One senior Sulawesi-born politician with close ties to Kalla’s Golkar Party saw the result — and the victory of new South Sulawesi Governor Nurdin Abdullah — as a defeat for the entire Kalla clan, saying Makassar voters were now rejecting its decades-old hold over local politics powered by a business network built on car dealerships, power plants and trading.

“Kalla,” he says, “has to know when to exit the game” — one that had made him a major player in Indonesian politics by serving as vice president with both current leader Joko Widodo and former president Susilo Bambang Yudhoyono.  Kalla also ran unsuccessfully for the presidency in 2009.

Political sources say while Arifuddin is quiet and unassuming with an apparently clean record, his only qualification for the post was his marriage to the daughter of Kalla’s brother-in-law, tycoon Aksa Mahmud, 72, owner of the Bosowa Corp, the other dominant Makassar family with interests in cement, air-bridges, toll roads and construction.

A recent Constitutional Court decision ruled out any chance of the 76-year-old Kalla running for another vice presidential term with Widodo, but watching his nephew fall short in his own hometown may have finally convinced the Golkar luminary to bring an end to a political career stretching back three decades.

Meeting with foreign reporters a day after the election, Kalla would only point out he didn’t have the party’s support for a run at the presidency himself. He also mentioned his age, but then in the same breath laughingly brought up the comeback of 92-year-old Malaysian leader Mahathir Mohamad.

The Makassar result was sweet revenge for incumbent mayor Mohammad “Danny” Pomanto, 54, and his deputy, Indira Mulyasari, both of whem were disqualified from seeking a second term last April after the Supreme Court ruled they had erred in distributing 6,000 smartphones to community leaders across Indonesia’s seventh biggest city of 1.5 million people.

A popular Makassar-born engineer, Pomanto wanted to develop a US$900,000 App-based surveillance system in which the citywide network of local officials would use the phones to report suspicious activity in a bustling trading port that has often served as a crossroads for Islamic extremists.

Terrorism and its impact on investment is a worrying issue, given Makassar’s growth rate has consistently exceeded the national average since 2014, when it was recorded at 9.2%; Sulawesi as a whole grew by 7% in 2017, ahead of Java and all the other main islands by a substantial margin.

New governor Abdullah, an agricultural economist and former district head of Bantaeng, south of Makassar, beat out three rivals, including Golkar’s Nurdin Halid, who had left his powerful position as party executive director to run in a race that normally he would have been given a good chance of winning.
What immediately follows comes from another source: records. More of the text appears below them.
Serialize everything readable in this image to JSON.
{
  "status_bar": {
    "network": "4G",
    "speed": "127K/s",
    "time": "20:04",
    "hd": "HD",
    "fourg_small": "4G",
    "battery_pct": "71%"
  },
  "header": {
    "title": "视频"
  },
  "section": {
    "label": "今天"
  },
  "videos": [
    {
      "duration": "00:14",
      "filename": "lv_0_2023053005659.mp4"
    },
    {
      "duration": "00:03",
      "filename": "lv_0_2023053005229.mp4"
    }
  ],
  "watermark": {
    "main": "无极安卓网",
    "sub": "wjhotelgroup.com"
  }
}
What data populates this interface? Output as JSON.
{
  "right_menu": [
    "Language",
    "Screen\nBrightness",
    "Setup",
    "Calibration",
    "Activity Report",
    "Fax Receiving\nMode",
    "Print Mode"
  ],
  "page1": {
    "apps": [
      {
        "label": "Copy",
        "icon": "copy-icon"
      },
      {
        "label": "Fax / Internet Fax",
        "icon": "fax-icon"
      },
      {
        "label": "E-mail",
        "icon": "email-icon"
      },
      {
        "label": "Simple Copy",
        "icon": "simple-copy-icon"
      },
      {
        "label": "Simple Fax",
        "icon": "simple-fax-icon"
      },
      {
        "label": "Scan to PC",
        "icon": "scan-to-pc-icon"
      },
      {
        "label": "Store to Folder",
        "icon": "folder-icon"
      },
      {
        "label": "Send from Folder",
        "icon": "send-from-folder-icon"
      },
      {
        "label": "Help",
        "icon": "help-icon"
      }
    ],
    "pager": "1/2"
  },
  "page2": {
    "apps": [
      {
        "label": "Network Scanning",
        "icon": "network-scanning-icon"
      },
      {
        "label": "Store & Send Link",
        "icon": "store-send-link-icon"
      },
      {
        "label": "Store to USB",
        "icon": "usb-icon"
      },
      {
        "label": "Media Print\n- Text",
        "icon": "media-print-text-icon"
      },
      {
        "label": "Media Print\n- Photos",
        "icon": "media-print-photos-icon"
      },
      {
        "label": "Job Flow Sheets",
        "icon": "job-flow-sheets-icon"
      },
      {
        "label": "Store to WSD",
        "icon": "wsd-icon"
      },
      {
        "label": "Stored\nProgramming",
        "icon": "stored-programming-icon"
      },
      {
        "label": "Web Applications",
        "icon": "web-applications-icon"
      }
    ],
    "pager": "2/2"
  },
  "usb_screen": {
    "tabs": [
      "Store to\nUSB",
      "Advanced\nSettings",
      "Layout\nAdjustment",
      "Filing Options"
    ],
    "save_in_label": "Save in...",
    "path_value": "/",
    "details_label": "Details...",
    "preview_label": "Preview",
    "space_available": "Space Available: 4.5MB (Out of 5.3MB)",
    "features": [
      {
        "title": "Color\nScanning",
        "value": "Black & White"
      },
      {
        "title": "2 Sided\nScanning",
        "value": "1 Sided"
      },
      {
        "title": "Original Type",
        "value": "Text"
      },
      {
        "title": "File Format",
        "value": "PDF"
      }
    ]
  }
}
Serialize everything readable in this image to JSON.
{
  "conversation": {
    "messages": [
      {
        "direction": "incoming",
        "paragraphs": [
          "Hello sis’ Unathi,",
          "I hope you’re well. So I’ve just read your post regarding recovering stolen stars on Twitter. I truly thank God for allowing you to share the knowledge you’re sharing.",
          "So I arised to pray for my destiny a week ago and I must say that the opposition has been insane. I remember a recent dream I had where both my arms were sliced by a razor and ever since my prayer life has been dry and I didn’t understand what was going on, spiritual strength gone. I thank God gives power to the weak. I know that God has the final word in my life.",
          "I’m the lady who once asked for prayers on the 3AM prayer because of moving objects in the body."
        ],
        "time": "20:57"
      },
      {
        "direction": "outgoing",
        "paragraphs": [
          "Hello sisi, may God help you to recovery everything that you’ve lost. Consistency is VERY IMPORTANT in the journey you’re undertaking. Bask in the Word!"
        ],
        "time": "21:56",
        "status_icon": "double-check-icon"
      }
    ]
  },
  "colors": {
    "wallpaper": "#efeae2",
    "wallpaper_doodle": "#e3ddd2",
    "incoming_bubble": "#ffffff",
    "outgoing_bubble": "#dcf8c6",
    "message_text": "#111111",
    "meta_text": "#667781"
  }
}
Pre-election polls had him winning 17% of the vote, trailing Abdullah on 31% and Ichsan Yasin Limpo on 19.6%. In the end, Abdullah outperformed all the surveys, winning 42-44% of the vote in three different quick counts, well ahead of the second-placed Halid on 26-28%.

Halid was a close associate of disgraced former Golkar leader and parliamentary speaker Setya Novanto, who was jailed for 15 years in April after being found guilty of masterminding the US$173 million electronic identity card rip-off, perhaps   Indonesia’s most egregious ever corruption case.

The Sulawesi politician may have seen the writing on the wall long before Novanto was replaced as Golkar chairman in December by Industry Minister Airlangga Hartarto, 55, who made it clear he would be cleaning house once he had established himself in the party’s leadership.

But what continued to haunt Halid was his role in a string of past corruption cases and his reputation as an enforcer, which caused widespread resentment in party ranks – as it did when he ran the graft-ridden Football Association of Indonesia from jail in the early 2000s.